During these years, he also became a father with his wife, Jessica. They have two children, Violet and Oscar. Their family loves spending time together and attending neighborhood activities with their friends in the Orlando community.
Coleman had a loving family, successful career, and growing firm until it all changed on February 12, 2020.
“I almost died on February 12, 2020. I had a massive stroke that day. It changed my entire life, forever. I was only 41. I thought that only older people could have a stroke. But anyone can,” said Coleman.
“When my stroke happened, I couldn’t move my body. It just stopped. Then, I lost my ability to talk. My son, Oscar, was with me. He was only nine. I needed help, but I couldn’t call 9-1-1. I couldn’t even say ‘I love you,’ while I was dying. But my son stayed strong and he got the help that we needed. Oscar saved me.”
Coleman’s life was changed on that day. His stroke left him with difficulty walking, using his right-hand and severe aphasia. He spent five days in the hospital before returning home. During this time, he remembers his wife advocating for his medical needs and his daughter being a faithful “teacher”, helping him with different speech therapy apps even when he couldn’t say the words.
During the weeks following his stroke, he attended the Brooks Rehabilitation Aphasia Center Intensive Comprehensive Aphasia Program (ICAP). The ICAP program provides a combination intensive individual therapy and immersive group rehabilitation for 25 hours per week for six weeks designed to address the individual’s specific communication deficits and tailors a program to advance recovery in all areas of language.
At first, Coleman was determined to return to federal law and resume his career as an attorney. However, he began to learn more about stroke, brain injury and aphasia, his goals changed.
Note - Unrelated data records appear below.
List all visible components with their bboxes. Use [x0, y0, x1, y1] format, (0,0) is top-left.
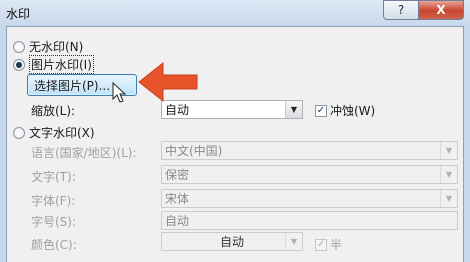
- dialog-title: 水印: [6, 7, 31, 21]
- language-combo[interactable]: 中文(中国) ▼: [161, 141, 458, 160]
- washout-label: 冲蚀(W): [330, 104, 376, 118]
- close-button[interactable]: X: [418, 0, 464, 20]
- chevron-down-icon: ▼: [440, 190, 457, 207]
- size-label: 字号(S):: [31, 215, 77, 229]
- no-watermark-radio[interactable]: [13, 40, 25, 53]
- help-button[interactable]: ?: [383, 0, 419, 20]
- help-icon: ?: [397, 3, 405, 17]
- title-bar: 水印 ? X: [0, 0, 470, 26]
- chevron-down-icon: ▼: [440, 166, 457, 183]
- font-value: 宋体: [165, 192, 190, 206]
- picture-watermark-label: 图片水印(I): [29, 55, 94, 74]
- semi-transparent-label: 半: [330, 238, 343, 252]
- text-watermark-radio[interactable]: [13, 126, 25, 139]
- scale-label: 缩放(L):: [31, 104, 76, 118]
- picture-watermark-radio[interactable]: [13, 58, 25, 71]
- chevron-down-icon: ▼: [440, 142, 457, 159]
- orange-arrow-icon: [138, 61, 198, 103]
- no-watermark-option[interactable]: 无水印(N): [13, 38, 83, 55]
- text-combo[interactable]: 保密 ▼: [161, 165, 458, 184]
- watermark-dialog: 水印 ? X 无水印(N) 图片水印(I) 选择图片(P)... 缩放(L): …: [0, 0, 470, 262]
- language-label: 语言(国家/地区)(L):: [31, 146, 137, 160]
- washout-option[interactable]: ✓ 冲蚀(W): [315, 102, 375, 119]
- chevron-down-icon: ▼: [285, 233, 302, 250]
- font-label: 字体(F):: [31, 194, 76, 208]
- washout-checkbox[interactable]: ✓: [315, 104, 327, 117]
- semi-transparent-checkbox[interactable]: ✓: [315, 238, 327, 251]
- semi-transparent-option[interactable]: ✓ 半: [315, 236, 342, 253]
- dialog-body: 无水印(N) 图片水印(I) 选择图片(P)... 缩放(L): 自动 ▼ ✓ …: [6, 26, 464, 262]
- color-combo[interactable]: 自动 ▼: [161, 232, 303, 251]
- picture-watermark-option[interactable]: 图片水印(I): [13, 55, 94, 74]
- color-value: 自动: [219, 235, 244, 249]
- size-combo[interactable]: 自动: [161, 211, 458, 230]
- text-watermark-option[interactable]: 文字水印(X): [13, 124, 95, 141]
- font-combo[interactable]: 宋体 ▼: [161, 189, 458, 208]
- mouse-cursor-icon: [112, 82, 127, 103]
- text-label: 文字(T):: [31, 170, 76, 184]
- text-value: 保密: [165, 168, 190, 182]
- no-watermark-label: 无水印(N): [29, 40, 84, 54]
- language-value: 中文(中国): [165, 144, 223, 158]
- color-label: 颜色(C):: [31, 238, 77, 252]
- text-watermark-label: 文字水印(X): [29, 126, 95, 140]
- chevron-down-icon: ▼: [285, 101, 302, 118]
- size-value: 自动: [165, 214, 190, 228]
- select-picture-label: 选择图片(P)...: [34, 78, 111, 93]
- close-icon: X: [436, 3, 446, 17]
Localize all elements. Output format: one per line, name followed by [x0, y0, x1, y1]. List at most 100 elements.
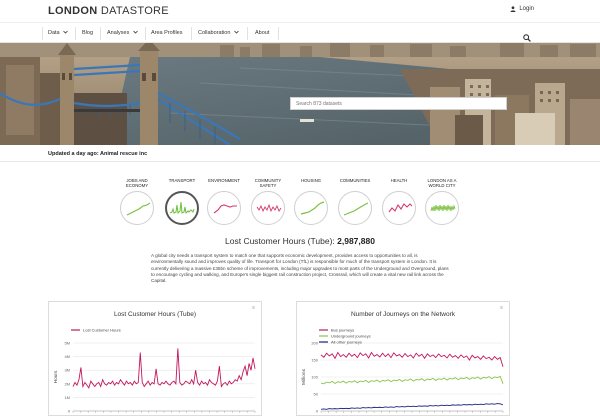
- theme-housing[interactable]: HOUSING: [290, 178, 332, 189]
- hero-banner: [0, 43, 600, 145]
- nav-item-label: Collaboration: [198, 30, 231, 36]
- theme-london-as-a-world-city[interactable]: LONDON AS A WORLD CITY: [421, 178, 463, 189]
- logo-light-text: DATASTORE: [100, 5, 169, 17]
- sparkline-icon: [256, 203, 282, 213]
- search-icon: [523, 34, 531, 42]
- user-icon: [510, 6, 516, 12]
- nav-item-blog[interactable]: Blog: [82, 30, 93, 36]
- theme-environment[interactable]: ENVIRONMENT: [203, 178, 245, 189]
- london-skyline-image: [0, 43, 600, 145]
- theme-label: JOBS AND ECONOMY: [125, 178, 149, 188]
- nav-separator: [278, 27, 279, 40]
- nav-separator: [247, 27, 248, 40]
- chevron-down-icon: [133, 30, 138, 34]
- legend-label: Lost Customer Hours: [83, 328, 121, 333]
- chart-title: Lost Customer Hours (Tube): [113, 311, 197, 318]
- nav-item-label: Data: [48, 30, 60, 36]
- sparkline-icon: [430, 204, 456, 212]
- theme-health[interactable]: HEALTH: [378, 178, 420, 189]
- chevron-down-icon: [234, 30, 239, 34]
- menu-icon: ≡: [252, 305, 255, 311]
- main-nav: Data Blog Analyses Area Profiles Collabo…: [0, 22, 600, 43]
- y-tick-label: 0: [68, 409, 71, 414]
- section-divider: [0, 161, 600, 162]
- y-axis-label: Millions: [301, 368, 307, 385]
- y-tick-label: 100: [311, 375, 318, 380]
- theme-transport[interactable]: TRANSPORT: [161, 178, 203, 189]
- dataset-search-input[interactable]: [290, 97, 507, 110]
- sparkline-icon: [300, 201, 325, 215]
- theme-sparkline-community-safety[interactable]: [251, 191, 285, 225]
- y-tick-label: 5M: [64, 341, 70, 346]
- lost-customer-hours-chart: 0 1M 2M 3M 4M 5M Hours Lost Customer Hours: [53, 328, 256, 414]
- chart-panel-number-of-journeys: Number of Journeys on the Network ≡ 0 50 1…: [296, 301, 510, 416]
- sparkline-icon: [343, 202, 369, 216]
- legend-label: Bus journeys: [331, 328, 354, 333]
- nav-item-label: Area Profiles: [151, 30, 183, 36]
- theme-sparkline-transport[interactable]: [165, 191, 199, 225]
- login-label: Login: [519, 6, 534, 12]
- logo-bold-text: LONDON: [48, 5, 98, 17]
- sparkline-icon: [213, 204, 237, 214]
- legend-label: Underground journeys: [331, 334, 371, 339]
- series-line-0: [72, 348, 256, 389]
- theme-label: ENVIRONMENT: [208, 178, 240, 183]
- chart-panel-lost-customer-hours: Lost Customer Hours (Tube) ≡ 0 1M 2M 3M 4M 5M…: [48, 301, 262, 416]
- chart-title: Number of Journeys on the Network: [350, 311, 456, 318]
- nav-separator: [191, 27, 192, 40]
- nav-item-collaboration[interactable]: Collaboration: [198, 30, 239, 36]
- site-logo[interactable]: LONDON DATASTORE: [48, 5, 169, 17]
- sparkline-icon: [126, 202, 151, 216]
- theme-sparkline-world-city[interactable]: [425, 191, 459, 225]
- nav-separator: [42, 27, 43, 40]
- y-tick-label: 200: [311, 341, 318, 346]
- metric-value: 2,987,880: [337, 236, 375, 246]
- theme-label: LONDON AS A WORLD CITY: [427, 178, 457, 188]
- series-line-1: [320, 375, 504, 385]
- nav-item-analyses[interactable]: Analyses: [107, 30, 138, 36]
- y-tick-label: 4M: [64, 354, 70, 359]
- y-tick-label: 3M: [64, 368, 70, 373]
- theme-sparkline-environment[interactable]: [207, 191, 241, 225]
- sparkline-icon: [388, 203, 413, 213]
- nav-item-label: About: [255, 30, 270, 36]
- series-line-0: [320, 351, 504, 367]
- theme-sparkline-communities[interactable]: [338, 191, 372, 225]
- theme-label: COMMUNITY SAFETY: [254, 178, 282, 188]
- number-of-journeys-chart: 0 50 100 150 200 Millions Bus journeysUndergro…: [301, 328, 504, 414]
- theme-sparkline-health[interactable]: [382, 191, 416, 225]
- y-tick-label: 2M: [64, 381, 70, 386]
- theme-communities[interactable]: COMMUNITIES: [334, 178, 376, 189]
- theme-label: HOUSING: [300, 178, 322, 183]
- theme-description: A global city needs a transport system t…: [151, 253, 449, 284]
- y-tick-label: 50: [314, 392, 319, 397]
- theme-jobs-and-economy[interactable]: JOBS AND ECONOMY: [116, 178, 158, 189]
- top-bar: LONDON DATASTORE Login: [0, 0, 600, 22]
- y-tick-label: 150: [311, 358, 318, 363]
- chart-menu-button[interactable]: ≡: [252, 305, 255, 311]
- updated-note: Updated a day ago: Animal rescue inc: [48, 151, 148, 157]
- legend-label: All other journeys: [331, 340, 362, 345]
- metric-label: Lost Customer Hours (Tube):: [225, 236, 335, 246]
- nav-separator: [100, 27, 101, 40]
- nav-item-label: Blog: [82, 30, 94, 36]
- nav-item-label: Analyses: [107, 30, 130, 36]
- theme-sparkline-housing[interactable]: [294, 191, 328, 225]
- chart-menu-button[interactable]: ≡: [500, 305, 503, 311]
- y-tick-label: 1M: [64, 395, 70, 400]
- theme-label: HEALTH: [390, 178, 408, 183]
- theme-sparkline-jobs[interactable]: [120, 191, 154, 225]
- theme-community-safety[interactable]: COMMUNITY SAFETY: [247, 178, 289, 189]
- theme-label: COMMUNITIES: [339, 178, 371, 183]
- nav-item-data[interactable]: Data: [48, 30, 68, 36]
- menu-icon: ≡: [500, 305, 503, 311]
- login-button[interactable]: Login: [510, 6, 534, 12]
- sparkline-icon: [169, 201, 195, 215]
- series-line-2: [320, 403, 504, 410]
- chevron-down-icon: [63, 30, 68, 34]
- y-axis-label: Hours: [53, 370, 59, 383]
- theme-label: TRANSPORT: [168, 178, 196, 183]
- nav-item-area-profiles[interactable]: Area Profiles: [151, 30, 183, 36]
- nav-item-about[interactable]: About: [255, 30, 269, 36]
- nav-separator: [145, 27, 146, 40]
He realized the purpose for his life was to use his knowledge and his skills to advocate for those with disabilities in a larger way.
He spent the year after his stroke re-learning his speech, comprehension, reading, and writing through intensive speech therapy and also working on his goal of filming an aphasia documentary to educate the public. But, he still has larger challenges in mind to help those with aphasia and disabilities.
Coleman is announcing his candidacy for the United States Senate in July. Coleman is one of the most passionate people I have met. He always puts others first and his determination to help people in need is inspiring. His main platform will be helping those with disabilities. He states, “I want to be a voice for the voiceless.”
He has many other ideas to improve public safety, the environment, and his specialty – the judicial system. “My passion for advocacy has grown because of my stroke, not in spite of it. My stroke showed me what truly matters – and what matters is change,” Coleman says.